Mohammad è consapevole del ruolo che lo sport può avere nella vita, dei benefici che può portare alla salute mentale e fisica di tutti, bambini e adolescenti inclusi, delle opportunità di inserimento che offre in una società complessa perché, come dice lui, “un giocatore si guadagna il rispetto della gente, anche senza essere un campione”. Ritiene fondamentale che le persone guardino questi ragazzini con uno sguardo accogliente, per quello che sanno esprimere anche grazie allo sport, e non di traverso, considerandoli solo per la loro svantaggiata provenienza sociale.

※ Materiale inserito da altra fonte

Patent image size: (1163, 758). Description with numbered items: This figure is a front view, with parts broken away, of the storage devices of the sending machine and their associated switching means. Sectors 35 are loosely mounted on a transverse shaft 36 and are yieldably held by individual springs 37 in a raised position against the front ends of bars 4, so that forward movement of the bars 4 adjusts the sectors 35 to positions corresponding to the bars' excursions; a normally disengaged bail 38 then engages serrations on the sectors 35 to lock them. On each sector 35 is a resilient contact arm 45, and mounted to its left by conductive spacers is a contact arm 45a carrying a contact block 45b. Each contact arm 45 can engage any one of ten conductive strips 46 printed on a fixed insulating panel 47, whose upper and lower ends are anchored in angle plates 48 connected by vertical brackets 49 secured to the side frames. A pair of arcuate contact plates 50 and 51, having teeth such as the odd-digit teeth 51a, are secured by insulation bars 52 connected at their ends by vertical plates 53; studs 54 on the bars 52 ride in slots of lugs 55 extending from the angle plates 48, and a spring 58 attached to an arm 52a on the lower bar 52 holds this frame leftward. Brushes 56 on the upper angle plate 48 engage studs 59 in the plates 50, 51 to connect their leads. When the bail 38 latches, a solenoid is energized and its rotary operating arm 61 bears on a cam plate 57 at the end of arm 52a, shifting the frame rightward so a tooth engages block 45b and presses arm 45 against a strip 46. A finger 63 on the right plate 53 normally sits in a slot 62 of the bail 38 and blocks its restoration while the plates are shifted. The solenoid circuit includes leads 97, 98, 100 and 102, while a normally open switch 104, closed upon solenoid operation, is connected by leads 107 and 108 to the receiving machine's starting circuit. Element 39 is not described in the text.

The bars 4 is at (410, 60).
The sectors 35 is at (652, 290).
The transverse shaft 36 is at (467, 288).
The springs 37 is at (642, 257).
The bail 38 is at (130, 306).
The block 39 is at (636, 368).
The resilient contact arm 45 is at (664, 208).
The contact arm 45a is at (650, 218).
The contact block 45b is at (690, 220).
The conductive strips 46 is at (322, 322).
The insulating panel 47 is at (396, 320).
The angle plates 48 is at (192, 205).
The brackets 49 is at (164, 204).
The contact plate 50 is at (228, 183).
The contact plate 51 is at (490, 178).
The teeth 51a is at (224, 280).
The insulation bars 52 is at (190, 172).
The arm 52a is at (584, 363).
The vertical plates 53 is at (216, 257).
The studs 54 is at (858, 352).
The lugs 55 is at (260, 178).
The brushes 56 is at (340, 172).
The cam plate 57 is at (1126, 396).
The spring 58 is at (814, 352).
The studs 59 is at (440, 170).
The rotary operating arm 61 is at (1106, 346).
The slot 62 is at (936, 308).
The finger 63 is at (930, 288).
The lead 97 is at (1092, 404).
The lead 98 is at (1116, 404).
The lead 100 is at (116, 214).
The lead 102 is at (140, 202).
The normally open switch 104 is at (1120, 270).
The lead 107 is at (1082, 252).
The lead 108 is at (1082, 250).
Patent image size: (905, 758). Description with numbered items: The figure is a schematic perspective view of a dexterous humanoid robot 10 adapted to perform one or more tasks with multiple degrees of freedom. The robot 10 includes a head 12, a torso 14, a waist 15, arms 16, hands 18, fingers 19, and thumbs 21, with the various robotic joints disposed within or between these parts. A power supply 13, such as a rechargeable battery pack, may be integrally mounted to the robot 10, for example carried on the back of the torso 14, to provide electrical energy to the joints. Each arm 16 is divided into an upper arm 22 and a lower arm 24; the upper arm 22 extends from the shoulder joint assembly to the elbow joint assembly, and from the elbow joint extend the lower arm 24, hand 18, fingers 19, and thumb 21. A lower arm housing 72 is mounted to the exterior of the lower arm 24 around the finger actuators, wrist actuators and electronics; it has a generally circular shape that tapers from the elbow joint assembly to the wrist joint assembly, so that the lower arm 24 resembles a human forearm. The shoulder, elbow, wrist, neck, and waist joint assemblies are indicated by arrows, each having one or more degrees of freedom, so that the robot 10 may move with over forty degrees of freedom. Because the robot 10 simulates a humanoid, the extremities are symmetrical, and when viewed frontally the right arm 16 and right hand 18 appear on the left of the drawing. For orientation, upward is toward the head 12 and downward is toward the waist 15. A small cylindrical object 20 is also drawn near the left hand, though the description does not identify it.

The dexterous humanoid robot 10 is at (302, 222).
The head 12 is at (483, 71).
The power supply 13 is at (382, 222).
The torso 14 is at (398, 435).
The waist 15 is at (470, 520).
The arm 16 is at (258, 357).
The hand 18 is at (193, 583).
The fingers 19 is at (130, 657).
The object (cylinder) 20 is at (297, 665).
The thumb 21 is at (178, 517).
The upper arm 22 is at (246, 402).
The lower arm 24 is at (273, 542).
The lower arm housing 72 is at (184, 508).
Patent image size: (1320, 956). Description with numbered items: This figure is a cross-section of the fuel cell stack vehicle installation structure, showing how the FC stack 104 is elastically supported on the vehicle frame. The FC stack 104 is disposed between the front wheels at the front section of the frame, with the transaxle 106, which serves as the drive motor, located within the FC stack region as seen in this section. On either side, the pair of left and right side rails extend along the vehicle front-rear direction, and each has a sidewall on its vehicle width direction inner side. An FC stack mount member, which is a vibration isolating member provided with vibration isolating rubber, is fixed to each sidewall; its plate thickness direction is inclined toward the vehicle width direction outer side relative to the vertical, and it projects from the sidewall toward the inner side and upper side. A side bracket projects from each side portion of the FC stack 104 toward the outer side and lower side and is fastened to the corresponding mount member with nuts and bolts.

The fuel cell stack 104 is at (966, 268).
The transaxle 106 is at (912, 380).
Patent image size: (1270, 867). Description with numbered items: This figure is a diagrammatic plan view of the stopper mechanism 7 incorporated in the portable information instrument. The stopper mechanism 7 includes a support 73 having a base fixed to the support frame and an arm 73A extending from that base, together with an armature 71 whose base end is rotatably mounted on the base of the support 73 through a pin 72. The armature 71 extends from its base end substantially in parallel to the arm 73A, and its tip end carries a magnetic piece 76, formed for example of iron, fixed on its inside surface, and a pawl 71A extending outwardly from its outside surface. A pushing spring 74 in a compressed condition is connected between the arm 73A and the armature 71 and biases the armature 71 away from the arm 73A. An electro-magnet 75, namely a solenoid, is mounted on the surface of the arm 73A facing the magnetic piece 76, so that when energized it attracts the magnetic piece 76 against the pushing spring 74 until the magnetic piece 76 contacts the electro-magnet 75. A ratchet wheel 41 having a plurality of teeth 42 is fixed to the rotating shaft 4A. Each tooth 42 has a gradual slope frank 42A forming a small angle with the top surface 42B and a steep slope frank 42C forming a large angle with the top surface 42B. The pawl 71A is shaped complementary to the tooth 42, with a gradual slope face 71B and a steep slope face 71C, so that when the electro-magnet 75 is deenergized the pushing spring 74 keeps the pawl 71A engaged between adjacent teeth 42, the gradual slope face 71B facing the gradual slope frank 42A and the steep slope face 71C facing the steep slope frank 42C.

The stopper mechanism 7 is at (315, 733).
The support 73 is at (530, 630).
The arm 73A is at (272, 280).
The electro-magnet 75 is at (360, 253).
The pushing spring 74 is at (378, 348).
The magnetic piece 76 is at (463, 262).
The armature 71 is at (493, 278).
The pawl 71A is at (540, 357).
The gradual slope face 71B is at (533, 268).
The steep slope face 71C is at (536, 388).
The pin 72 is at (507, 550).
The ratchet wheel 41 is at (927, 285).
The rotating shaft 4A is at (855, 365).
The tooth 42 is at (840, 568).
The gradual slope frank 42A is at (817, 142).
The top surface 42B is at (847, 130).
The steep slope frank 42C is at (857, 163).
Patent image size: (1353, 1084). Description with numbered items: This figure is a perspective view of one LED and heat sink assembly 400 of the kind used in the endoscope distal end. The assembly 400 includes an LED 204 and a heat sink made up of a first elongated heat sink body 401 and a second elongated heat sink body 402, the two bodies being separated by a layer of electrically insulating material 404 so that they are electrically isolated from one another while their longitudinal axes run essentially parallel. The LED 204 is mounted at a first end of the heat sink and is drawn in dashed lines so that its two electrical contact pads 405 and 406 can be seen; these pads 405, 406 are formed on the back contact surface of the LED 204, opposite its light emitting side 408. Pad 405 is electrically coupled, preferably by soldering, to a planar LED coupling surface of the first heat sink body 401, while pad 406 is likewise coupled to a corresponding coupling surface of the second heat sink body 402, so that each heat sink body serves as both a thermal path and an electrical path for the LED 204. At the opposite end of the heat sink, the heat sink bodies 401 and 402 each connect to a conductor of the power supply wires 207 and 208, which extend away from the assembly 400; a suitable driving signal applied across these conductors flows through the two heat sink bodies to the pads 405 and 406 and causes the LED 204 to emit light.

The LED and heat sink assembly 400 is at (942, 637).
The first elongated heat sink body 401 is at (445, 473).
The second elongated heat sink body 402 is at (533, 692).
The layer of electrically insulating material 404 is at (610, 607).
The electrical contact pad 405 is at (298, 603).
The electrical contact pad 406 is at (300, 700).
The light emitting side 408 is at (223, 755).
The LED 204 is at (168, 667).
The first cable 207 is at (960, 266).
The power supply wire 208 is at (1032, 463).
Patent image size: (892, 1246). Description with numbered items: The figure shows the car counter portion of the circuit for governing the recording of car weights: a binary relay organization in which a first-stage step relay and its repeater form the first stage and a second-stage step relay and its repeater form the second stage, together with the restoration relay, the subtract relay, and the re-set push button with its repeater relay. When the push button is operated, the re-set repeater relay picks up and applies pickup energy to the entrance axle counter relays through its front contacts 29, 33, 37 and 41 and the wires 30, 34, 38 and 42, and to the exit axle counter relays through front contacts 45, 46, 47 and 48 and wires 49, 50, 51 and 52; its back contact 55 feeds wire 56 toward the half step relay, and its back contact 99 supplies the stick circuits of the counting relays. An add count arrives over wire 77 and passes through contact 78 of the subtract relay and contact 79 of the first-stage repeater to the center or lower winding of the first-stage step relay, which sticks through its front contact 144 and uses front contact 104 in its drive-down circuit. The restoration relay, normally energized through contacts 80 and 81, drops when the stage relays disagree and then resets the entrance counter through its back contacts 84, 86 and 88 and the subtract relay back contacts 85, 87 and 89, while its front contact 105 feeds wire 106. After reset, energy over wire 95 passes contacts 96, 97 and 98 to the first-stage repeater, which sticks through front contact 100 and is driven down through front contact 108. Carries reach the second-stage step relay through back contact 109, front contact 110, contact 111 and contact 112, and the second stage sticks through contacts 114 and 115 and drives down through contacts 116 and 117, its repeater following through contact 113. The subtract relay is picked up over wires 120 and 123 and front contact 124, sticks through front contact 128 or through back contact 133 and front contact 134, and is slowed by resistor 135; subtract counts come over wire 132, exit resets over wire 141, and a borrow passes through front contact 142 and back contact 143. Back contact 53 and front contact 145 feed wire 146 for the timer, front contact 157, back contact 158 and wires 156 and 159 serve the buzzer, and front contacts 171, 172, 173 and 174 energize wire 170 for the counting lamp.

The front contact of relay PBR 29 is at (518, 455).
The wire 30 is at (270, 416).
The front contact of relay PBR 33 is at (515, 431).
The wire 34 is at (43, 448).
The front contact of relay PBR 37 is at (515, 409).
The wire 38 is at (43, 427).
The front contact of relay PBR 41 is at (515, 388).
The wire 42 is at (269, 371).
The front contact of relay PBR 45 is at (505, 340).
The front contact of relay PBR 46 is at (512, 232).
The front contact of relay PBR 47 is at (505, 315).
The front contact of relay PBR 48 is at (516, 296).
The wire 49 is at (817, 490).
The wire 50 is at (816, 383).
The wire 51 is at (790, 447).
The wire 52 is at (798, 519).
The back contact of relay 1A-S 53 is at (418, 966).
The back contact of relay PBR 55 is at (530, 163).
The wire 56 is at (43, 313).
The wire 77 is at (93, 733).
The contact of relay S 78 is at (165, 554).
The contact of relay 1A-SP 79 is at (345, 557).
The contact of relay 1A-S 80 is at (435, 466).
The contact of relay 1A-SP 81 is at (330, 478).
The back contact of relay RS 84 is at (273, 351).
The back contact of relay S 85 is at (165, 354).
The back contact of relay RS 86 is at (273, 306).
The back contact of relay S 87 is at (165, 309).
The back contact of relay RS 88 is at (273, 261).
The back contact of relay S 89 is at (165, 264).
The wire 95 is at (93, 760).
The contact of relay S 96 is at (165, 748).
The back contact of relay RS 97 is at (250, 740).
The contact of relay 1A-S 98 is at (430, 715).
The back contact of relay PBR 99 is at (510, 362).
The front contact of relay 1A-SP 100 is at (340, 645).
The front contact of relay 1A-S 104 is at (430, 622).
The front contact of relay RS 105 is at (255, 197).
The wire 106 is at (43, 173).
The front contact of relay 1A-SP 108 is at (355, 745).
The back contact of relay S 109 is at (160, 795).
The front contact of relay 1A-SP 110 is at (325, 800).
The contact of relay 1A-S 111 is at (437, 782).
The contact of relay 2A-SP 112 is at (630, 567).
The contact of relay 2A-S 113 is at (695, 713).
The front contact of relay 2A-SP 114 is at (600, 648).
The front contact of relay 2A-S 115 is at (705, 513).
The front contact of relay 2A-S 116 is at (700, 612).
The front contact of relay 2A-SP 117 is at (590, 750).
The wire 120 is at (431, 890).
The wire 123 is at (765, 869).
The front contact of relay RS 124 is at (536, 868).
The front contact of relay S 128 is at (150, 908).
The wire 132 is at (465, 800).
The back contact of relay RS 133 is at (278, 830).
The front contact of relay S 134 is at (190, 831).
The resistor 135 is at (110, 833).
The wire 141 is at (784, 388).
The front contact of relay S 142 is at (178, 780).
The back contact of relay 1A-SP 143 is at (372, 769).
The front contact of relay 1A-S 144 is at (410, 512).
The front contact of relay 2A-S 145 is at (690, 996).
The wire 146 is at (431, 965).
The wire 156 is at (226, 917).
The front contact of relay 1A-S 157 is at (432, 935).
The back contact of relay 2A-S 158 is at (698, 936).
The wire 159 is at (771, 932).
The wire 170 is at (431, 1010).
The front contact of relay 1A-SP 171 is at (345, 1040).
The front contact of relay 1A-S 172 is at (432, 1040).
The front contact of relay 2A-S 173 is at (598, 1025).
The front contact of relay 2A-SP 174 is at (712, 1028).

Sono solo sei mesi che esistono queste due squadre che ad oggi contano complessivamente circa quarantacinque bambini tra gli 8 e i 13 anni. Due volte a settimana, alle otto di sera, vanno ad allenarsi in un campo piccolo, dal terreno duro e “molto caro”, correndo anche senza scarpe purché non gli sia impedito di tirare un calcio a quel pallone. Non mancano mai all’allenamento, anzi, vorrebbero poterne fare di più. Mohammad sogna di poterli allenare ogni giorno da lunedì a giovedì e venerdì fargli sperimentare l’ebrezza della partita. Chissà poi se qualcuno di loro riuscirà a entrare in una squadra libanese e giocare un vero campionato. Se ci sarà questa possibilità, sarà solo per pochi perché le regole della Federazione calcistica libanese consentono la presenza di un solo palestinese per squadra in campo e uno seduto in panchina. Ma Mohammad non è interessato, non è questo il suo obiettivo. Lui pensa che il calcio permetta, attraverso il divertimento, di imparare delle regole che i suoi atleti potranno usare anche nella vita e la gente guarderà a questi ragazzini con rispetto. E poi, mi dice con leggerezza, “se fossi in Italia mi arrabbierei per questa assurda regola che impedisce a noi palestinesi di giocare in massa nelle squadre libanesi, perché voi avete un campionato importante a cui tutti vogliono partecipare. Qui in Libano invece le squadre sono scarse e quindi non importa se non lo giocherai”. Un modo un po’ discutibile di affrontare un’ingiustizia ma, in termini sportivi, forse è comprensibile la sua riluttanza a crearsi un nuovo problema, considerato che il campionato di calcio libanese non è poi così divertente. Parola di Mohammad, un giocatore-allenatore che nello sport sa vedere anche gioia e inclusione.